Al-Sadat followed his own agenda when he allowed these publications to fi ll the market; this was a deliberate political stratagem, implying a change of direction and aimed at distancing the new government from the old.
The posthumous publication of al-Hudaybi’s writings was not merely aimed at providing ideological guidance to the Muslim Brothers; they were distributed because of their statements against radical thought, en dus gebruikt om een nieuwe en toenemende probleem aan te pakken, namely the establishment of Islamist groups, which began to fi ght actively against the political system in the early 1970s. In deze termen, Duat la Qudat remains an important critique of radical thought.
hoofddoel Hasan al-Hudaybi was om de maatschappij te veranderen, i. Egyptische samenleving, die, in zijn ogen, was zich niet bewust van het politieke karakter van het Islamitische geloof. Zo, real change could only be brought about through creating awareness and by tackling the issue of Islamic identity (in tegenstelling tot een Westerse perceptie).

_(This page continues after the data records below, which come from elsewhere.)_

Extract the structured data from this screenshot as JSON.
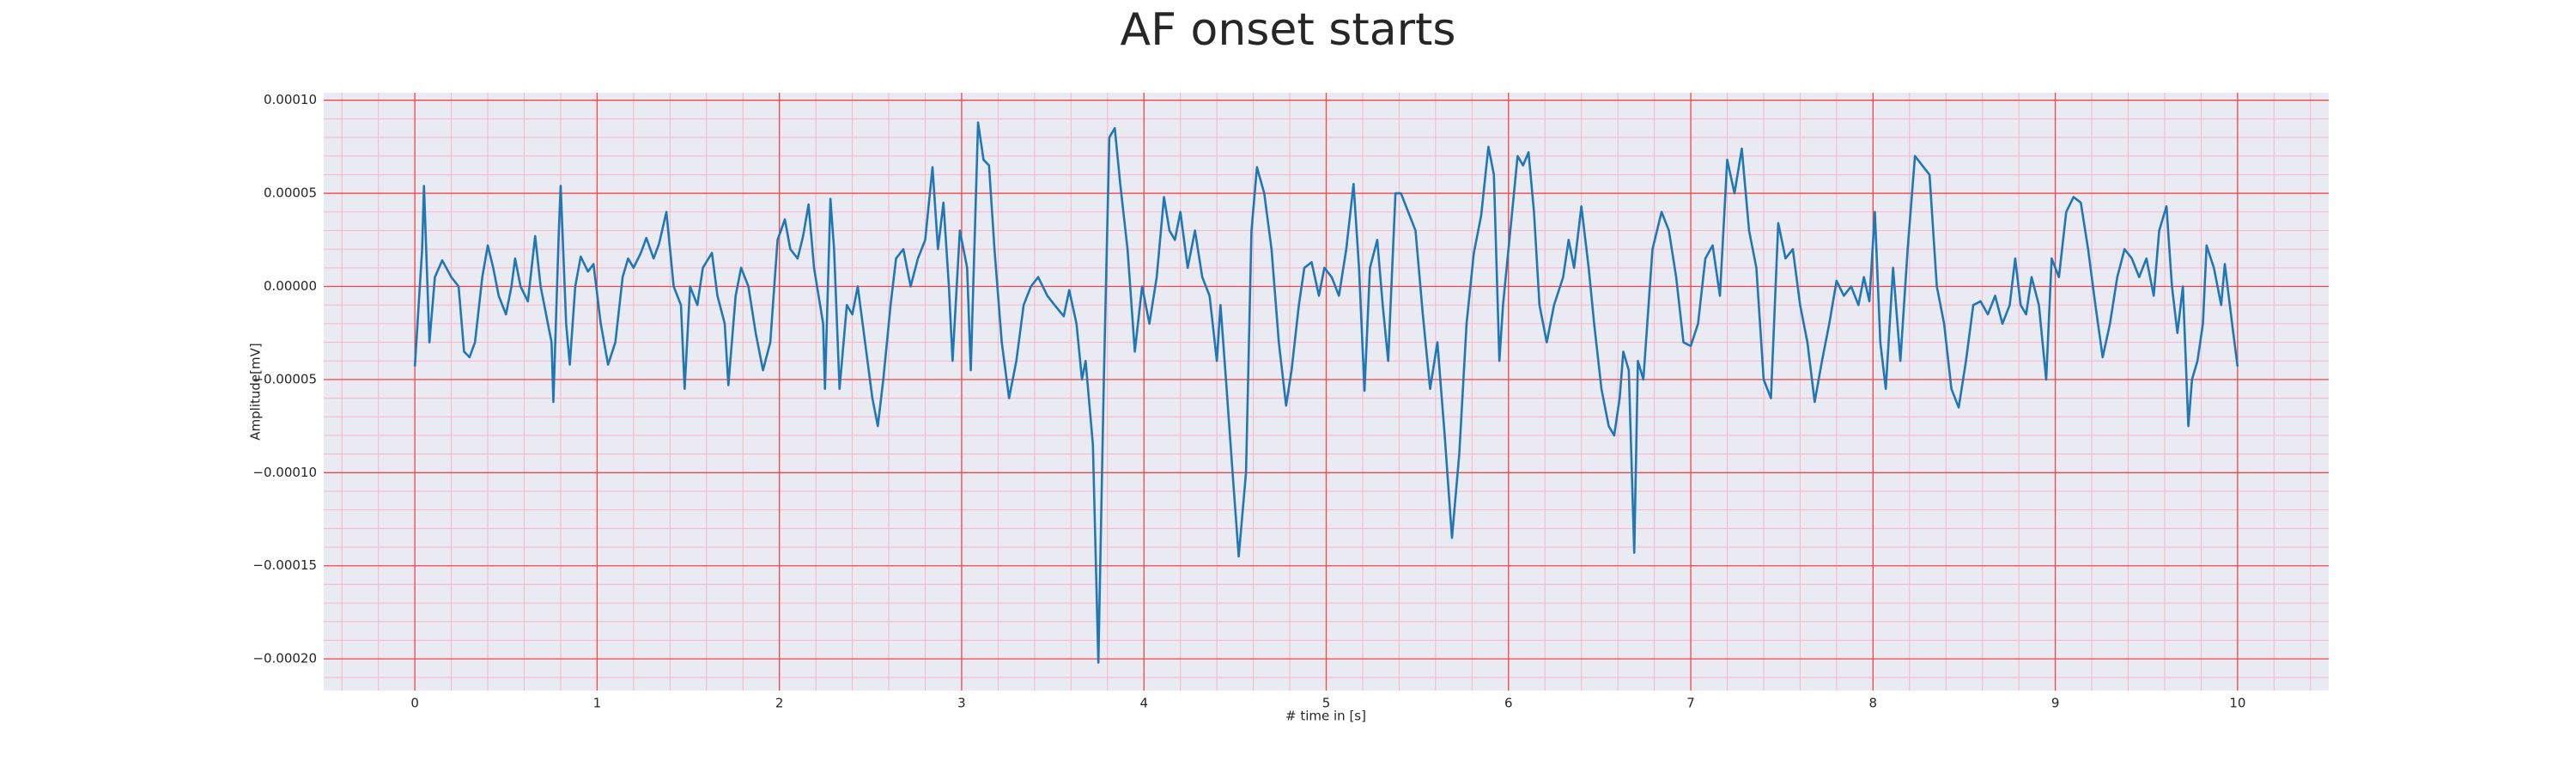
{
  "chart_data": {
    "type": "line",
    "title": "AF onset starts",
    "xlabel": "# time in [s]",
    "ylabel": "Amplitude[mV]",
    "color": "#1f77b4",
    "grid": true,
    "minor_grid": true,
    "xlim": [
      -0.5,
      10.5
    ],
    "ylim": [
      -0.000217,
      0.000104
    ],
    "xticks": [
      0,
      1,
      2,
      3,
      4,
      5,
      6,
      7,
      8,
      9,
      10
    ],
    "yticks": [
      {
        "value": 0.0001,
        "label": "0.00010"
      },
      {
        "value": 5e-05,
        "label": "0.00005"
      },
      {
        "value": 0,
        "label": "0.00000"
      },
      {
        "value": -5e-05,
        "label": "−0.00005"
      },
      {
        "value": -0.0001,
        "label": "−0.00010"
      },
      {
        "value": -0.00015,
        "label": "−0.00015"
      },
      {
        "value": -0.0002,
        "label": "−0.00020"
      }
    ],
    "x": [
      0.0,
      0.04,
      0.05,
      0.08,
      0.11,
      0.15,
      0.2,
      0.24,
      0.27,
      0.3,
      0.33,
      0.37,
      0.4,
      0.43,
      0.46,
      0.5,
      0.53,
      0.55,
      0.58,
      0.62,
      0.66,
      0.69,
      0.72,
      0.75,
      0.76,
      0.79,
      0.8,
      0.83,
      0.85,
      0.88,
      0.91,
      0.95,
      0.98,
      1.02,
      1.06,
      1.1,
      1.14,
      1.17,
      1.2,
      1.24,
      1.27,
      1.31,
      1.34,
      1.38,
      1.42,
      1.46,
      1.48,
      1.51,
      1.55,
      1.58,
      1.63,
      1.66,
      1.7,
      1.72,
      1.76,
      1.79,
      1.83,
      1.87,
      1.91,
      1.95,
      1.99,
      2.03,
      2.06,
      2.1,
      2.13,
      2.16,
      2.19,
      2.24,
      2.25,
      2.28,
      2.3,
      2.33,
      2.37,
      2.4,
      2.43,
      2.47,
      2.51,
      2.54,
      2.57,
      2.61,
      2.64,
      2.68,
      2.72,
      2.76,
      2.8,
      2.84,
      2.87,
      2.9,
      2.93,
      2.95,
      2.99,
      3.03,
      3.05,
      3.09,
      3.12,
      3.15,
      3.18,
      3.22,
      3.26,
      3.3,
      3.34,
      3.38,
      3.42,
      3.47,
      3.51,
      3.56,
      3.59,
      3.63,
      3.66,
      3.68,
      3.72,
      3.75,
      3.78,
      3.81,
      3.84,
      3.87,
      3.91,
      3.95,
      3.99,
      4.03,
      4.07,
      4.11,
      4.14,
      4.17,
      4.2,
      4.24,
      4.28,
      4.32,
      4.36,
      4.4,
      4.42,
      4.45,
      4.49,
      4.52,
      4.56,
      4.59,
      4.62,
      4.66,
      4.7,
      4.74,
      4.78,
      4.81,
      4.85,
      4.88,
      4.92,
      4.96,
      4.99,
      5.03,
      5.07,
      5.11,
      5.15,
      5.18,
      5.21,
      5.24,
      5.28,
      5.31,
      5.34,
      5.38,
      5.41,
      5.45,
      5.49,
      5.53,
      5.57,
      5.61,
      5.65,
      5.69,
      5.73,
      5.77,
      5.81,
      5.85,
      5.89,
      5.92,
      5.95,
      5.97,
      6.01,
      6.05,
      6.08,
      6.11,
      6.14,
      6.17,
      6.21,
      6.25,
      6.3,
      6.33,
      6.36,
      6.4,
      6.44,
      6.47,
      6.51,
      6.55,
      6.58,
      6.61,
      6.63,
      6.66,
      6.69,
      6.71,
      6.74,
      6.79,
      6.84,
      6.88,
      6.92,
      6.96,
      7.0,
      7.04,
      7.08,
      7.12,
      7.16,
      7.2,
      7.24,
      7.28,
      7.32,
      7.36,
      7.4,
      7.44,
      7.48,
      7.52,
      7.56,
      7.6,
      7.64,
      7.68,
      7.72,
      7.76,
      7.8,
      7.84,
      7.88,
      7.92,
      7.95,
      7.98,
      8.01,
      8.04,
      8.07,
      8.11,
      8.15,
      8.19,
      8.23,
      8.27,
      8.31,
      8.35,
      8.39,
      8.43,
      8.47,
      8.51,
      8.55,
      8.59,
      8.63,
      8.67,
      8.71,
      8.75,
      8.78,
      8.81,
      8.84,
      8.87,
      8.91,
      8.95,
      8.98,
      9.02,
      9.06,
      9.1,
      9.14,
      9.18,
      9.22,
      9.26,
      9.3,
      9.34,
      9.38,
      9.42,
      9.46,
      9.5,
      9.54,
      9.57,
      9.61,
      9.64,
      9.67,
      9.7,
      9.73,
      9.75,
      9.78,
      9.81,
      9.83,
      9.87,
      9.91,
      9.93,
      9.97,
      10.0
    ],
    "values": [
      -4.3e-05,
      2e-05,
      5.4e-05,
      -3e-05,
      5e-06,
      1.4e-05,
      5e-06,
      0,
      -3.5e-05,
      -3.8e-05,
      -3e-05,
      5e-06,
      2.2e-05,
      1e-05,
      -5e-06,
      -1.5e-05,
      0,
      1.5e-05,
      0,
      -8e-06,
      2.7e-05,
      0,
      -1.5e-05,
      -3e-05,
      -6.2e-05,
      3e-05,
      5.4e-05,
      -2e-05,
      -4.2e-05,
      0,
      1.6e-05,
      8e-06,
      1.2e-05,
      -2e-05,
      -4.2e-05,
      -3e-05,
      5e-06,
      1.5e-05,
      1e-05,
      1.8e-05,
      2.6e-05,
      1.5e-05,
      2.3e-05,
      4e-05,
      0,
      -1e-05,
      -5.5e-05,
      0,
      -1e-05,
      1e-05,
      1.8e-05,
      -5e-06,
      -2e-05,
      -5.3e-05,
      -5e-06,
      1e-05,
      0,
      -2.5e-05,
      -4.5e-05,
      -3e-05,
      2.5e-05,
      3.6e-05,
      2e-05,
      1.5e-05,
      2.7e-05,
      4.4e-05,
      1e-05,
      -2e-05,
      -5.5e-05,
      4.7e-05,
      2e-05,
      -5.5e-05,
      -1e-05,
      -1.5e-05,
      0,
      -3e-05,
      -6e-05,
      -7.5e-05,
      -5e-05,
      -1e-05,
      1.5e-05,
      2e-05,
      0,
      1.5e-05,
      2.5e-05,
      6.4e-05,
      2e-05,
      4.5e-05,
      0,
      -4e-05,
      3e-05,
      1e-05,
      -4.5e-05,
      8.8e-05,
      6.8e-05,
      6.5e-05,
      2e-05,
      -3e-05,
      -6e-05,
      -4e-05,
      -1e-05,
      0,
      5e-06,
      -5e-06,
      -1e-05,
      -1.6e-05,
      -2e-06,
      -2e-05,
      -5e-05,
      -4e-05,
      -8.5e-05,
      -0.000202,
      -5e-05,
      8e-05,
      8.5e-05,
      5.5e-05,
      2e-05,
      -3.5e-05,
      0,
      -2e-05,
      5e-06,
      4.8e-05,
      3e-05,
      2.5e-05,
      4e-05,
      1e-05,
      3e-05,
      5e-06,
      -5e-06,
      -4e-05,
      -1e-05,
      -5e-05,
      -0.000105,
      -0.000145,
      -0.0001,
      3e-05,
      6.4e-05,
      5e-05,
      2e-05,
      -3e-05,
      -6.4e-05,
      -4.5e-05,
      -1e-05,
      1e-05,
      1.3e-05,
      -5e-06,
      1e-05,
      5e-06,
      -5e-06,
      2e-05,
      5.5e-05,
      1e-05,
      -5.6e-05,
      1e-05,
      2.5e-05,
      -1e-05,
      -4e-05,
      5e-05,
      5e-05,
      4e-05,
      3e-05,
      -1.5e-05,
      -5.5e-05,
      -3e-05,
      -8e-05,
      -0.000135,
      -9e-05,
      -2e-05,
      1.8e-05,
      3.8e-05,
      7.5e-05,
      6e-05,
      -4e-05,
      -1e-05,
      3e-05,
      7e-05,
      6.5e-05,
      7.2e-05,
      4e-05,
      -1e-05,
      -3e-05,
      -1e-05,
      5e-06,
      2.5e-05,
      1e-05,
      4.3e-05,
      1e-05,
      -2e-05,
      -5.5e-05,
      -7.5e-05,
      -8e-05,
      -6e-05,
      -3.5e-05,
      -4.5e-05,
      -0.000143,
      -4e-05,
      -5e-05,
      2e-05,
      4e-05,
      3e-05,
      5e-06,
      -3e-05,
      -3.2e-05,
      -2e-05,
      1.5e-05,
      2.2e-05,
      -5e-06,
      6.8e-05,
      5e-05,
      7.4e-05,
      3e-05,
      1e-05,
      -5e-05,
      -6e-05,
      3.4e-05,
      1.5e-05,
      2e-05,
      -1e-05,
      -3e-05,
      -6.2e-05,
      -4e-05,
      -2e-05,
      3e-06,
      -5e-06,
      0,
      -1e-05,
      5e-06,
      -8e-06,
      4e-05,
      -3e-05,
      -5.5e-05,
      1e-05,
      -4e-05,
      2e-05,
      7e-05,
      6.5e-05,
      6e-05,
      0,
      -2e-05,
      -5.5e-05,
      -6.5e-05,
      -4e-05,
      -1e-05,
      -8e-06,
      -1.5e-05,
      -5e-06,
      -2e-05,
      -1e-05,
      1.5e-05,
      -1e-05,
      -1.5e-05,
      5e-06,
      -1e-05,
      -5e-05,
      1.5e-05,
      5e-06,
      4e-05,
      4.8e-05,
      4.5e-05,
      2e-05,
      -1e-05,
      -3.8e-05,
      -2e-05,
      5e-06,
      2e-05,
      1.5e-05,
      5e-06,
      1.5e-05,
      -5e-06,
      3e-05,
      4.3e-05,
      0,
      -2.5e-05,
      0,
      -7.5e-05,
      -5e-05,
      -4e-05,
      -2e-05,
      2.2e-05,
      1e-05,
      -1e-05,
      1.2e-05,
      -2e-05,
      -4.3e-05
    ]
  }
}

Only through developing a sense of Islamic consciousness could the ultimate goal of the establishment of an Islamic society be reached. Aangezien deze aanpak, al-Hudaybi refuted revolutionary overthrow, instead preaching gradual development from within. Een belangrijk punt was dan ook het onderwijs en de maatschappelijke betrokkenheid, as well as participation in the political system, aantrekkelijk door middel van de missie ( dawa ) to the consciousness of the individual believer.
Dit pad van zijn is nu gevolgd door Moslim Broederschap vandaag, which endeavors to be recognised as a political party and which infl uences political decision making by infi ltrating the political participatory structures (Parlement, administratie, niet-gouvernementele organisaties).
This study of the Muslim Brotherhood from the 1950s until the early 1970s, daarom, is not only a piece of research into the modern political history of Egypt and an analysis of a religious ideology, but has also a relationship to current politics.